Inherited methemoglobinemia can be present at birth, while acquired methemoglobinemia can occur at any time during one’s life, particularly after exposure to certain chemicals or toxins.
There are no major differences in occurrence of methemoglobinemia between males and females, except in the case of individuals with G6PD deficiencies since this deficiency is x-linked.
Methemoglobinemia occurs when methemoglobin levels are increased in the body. Even though methemoglobin is a form of haemoglobin, it is unable to carry and/or deliver oxygen to cells and tissues. This condition does not preclude a drop in erythrocyte count but is functionally anaemic; thus, methemoglobinemia can essentially lead to functional anemia .

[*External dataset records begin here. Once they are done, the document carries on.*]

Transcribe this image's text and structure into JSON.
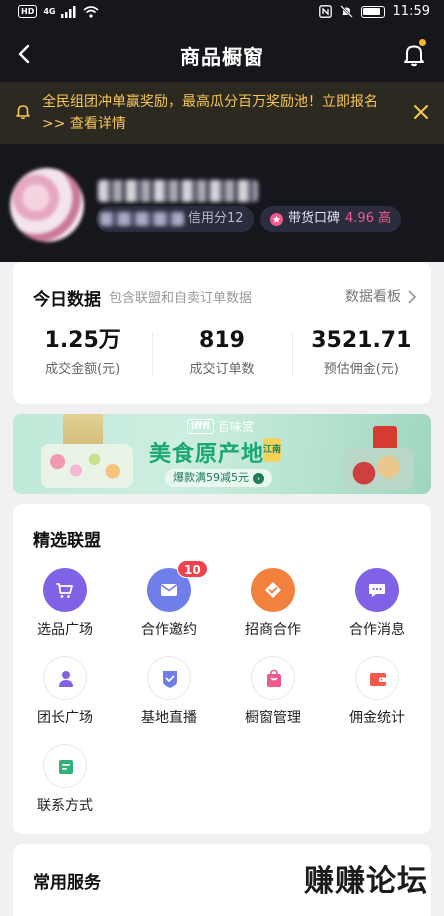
{
  "status_bar": {
    "hd": "HD",
    "network": "4G",
    "time": "11:59"
  },
  "nav": {
    "title": "商品橱窗"
  },
  "notice": {
    "text": "全民组团冲单赢奖励，最高瓜分百万奖励池！立即报名 >> 查看详情"
  },
  "profile": {
    "score_label": "信用分12",
    "reputation_label": "带货口碑",
    "reputation_value": "4.96 高"
  },
  "today": {
    "title": "今日数据",
    "subtitle": "包含联盟和自卖订单数据",
    "board_link": "数据看板",
    "stats": [
      {
        "value": "1.25万",
        "label": "成交金额(元)"
      },
      {
        "value": "819",
        "label": "成交订单数"
      },
      {
        "value": "3521.71",
        "label": "预估佣金(元)"
      }
    ]
  },
  "banner": {
    "brand": "百味赏",
    "brand_box": "ifffl",
    "title": "美食原产地",
    "badge": "江南",
    "promo": "爆款满59减5元"
  },
  "alliance": {
    "title": "精选联盟",
    "items": [
      {
        "label": "选品广场",
        "icon": "cart-icon"
      },
      {
        "label": "合作邀约",
        "icon": "envelope-icon",
        "badge": "10"
      },
      {
        "label": "招商合作",
        "icon": "handshake-icon"
      },
      {
        "label": "合作消息",
        "icon": "chat-icon"
      },
      {
        "label": "团长广场",
        "icon": "person-icon"
      },
      {
        "label": "基地直播",
        "icon": "shield-check-icon"
      },
      {
        "label": "橱窗管理",
        "icon": "shopping-bag-icon"
      },
      {
        "label": "佣金统计",
        "icon": "wallet-icon"
      },
      {
        "label": "联系方式",
        "icon": "contact-card-icon"
      }
    ]
  },
  "services": {
    "title": "常用服务"
  },
  "watermark": "赚赚论坛",
  "colors": {
    "header_bg": "#16161d",
    "notice_text": "#f6c65a",
    "reputation_accent": "#f0598b",
    "badge_red": "#f0414d"
  }
}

A deficient pathway in the reduction of methemoglobin to haemoglobin plays a hand in the pathophysiology of methemoglobinemia . Without oxygen cells and tissues become hypoxic and can die off if the condition is not reversed. When cells of the cardiac and neurological system begin to die off, symptoms such as bluish colouring of the skin, seizures, and shortness of breath can occur. At methemoglobin levels beyond 15%, cardiac and neurologic signs wills start to surface while levels above 70% may no longer be compatible with life .
Hereditary methemoglobinemia is passed down from a parent. In this type, there are two subtypes. In the first type red blood cells lack the necessary enzyme cytochrome b5 reductase. In the second type the enzyme is present but does not work in the body as it should.
Methemoglobinemia is a complex condition. Acquired methemoglobinemia cannot typically be predicted and prevented ahead of time. Hereditary methemoglobinemia can be potentially prevented through genetic counselling for couples with a family history of methemoglobinemia who are considering having children of their own.
Methemoglobinemia is a disorder of the blood where methemoglobin, which is a type of hemoglobin, is found in abnormally high amounts in the blood. Anything over one percent is considered to be a high concentration of methemoglobin. Hemoglobin’s important task is distributing oxygen to the cells of the body.
Methemoglobin, however, cannot release oxygen, which results in less oxygen getting to vital organs and tissues, resulting in hypoxia, meaning the cells are not getting enough oxygen to function properly, and are at risk of dying due to this complication.
Symptoms are proportional to the percentage of methemoglobin. Generally, above the level of 15% patients experience cardiac and neurological symptoms and levels over 70% tend to be fatal.
Methemoglobinemia is clinical disease where methemoglobin levels are abnormally high in the blood stream.
Methemoglobinemia can be acquired through exposure with medications like anaesthetics, dapsone, dyes and other compounds. An autosomal-recessive gene causing cytochrome P5 reductase deficiency is the cause of inherited methemoglobinemia.
Methemoglobin is confirmed by arterial blood gas (ABG) studies and pulse oximetry.
Treatment and follow-up
Patients suffering from severe methemoglobinemia can benefit from the administration of methylene blue dyes that reverses the methemoglobin in the system. Special precautions are taken for G6PD patients for they are unable to metabolize the dye.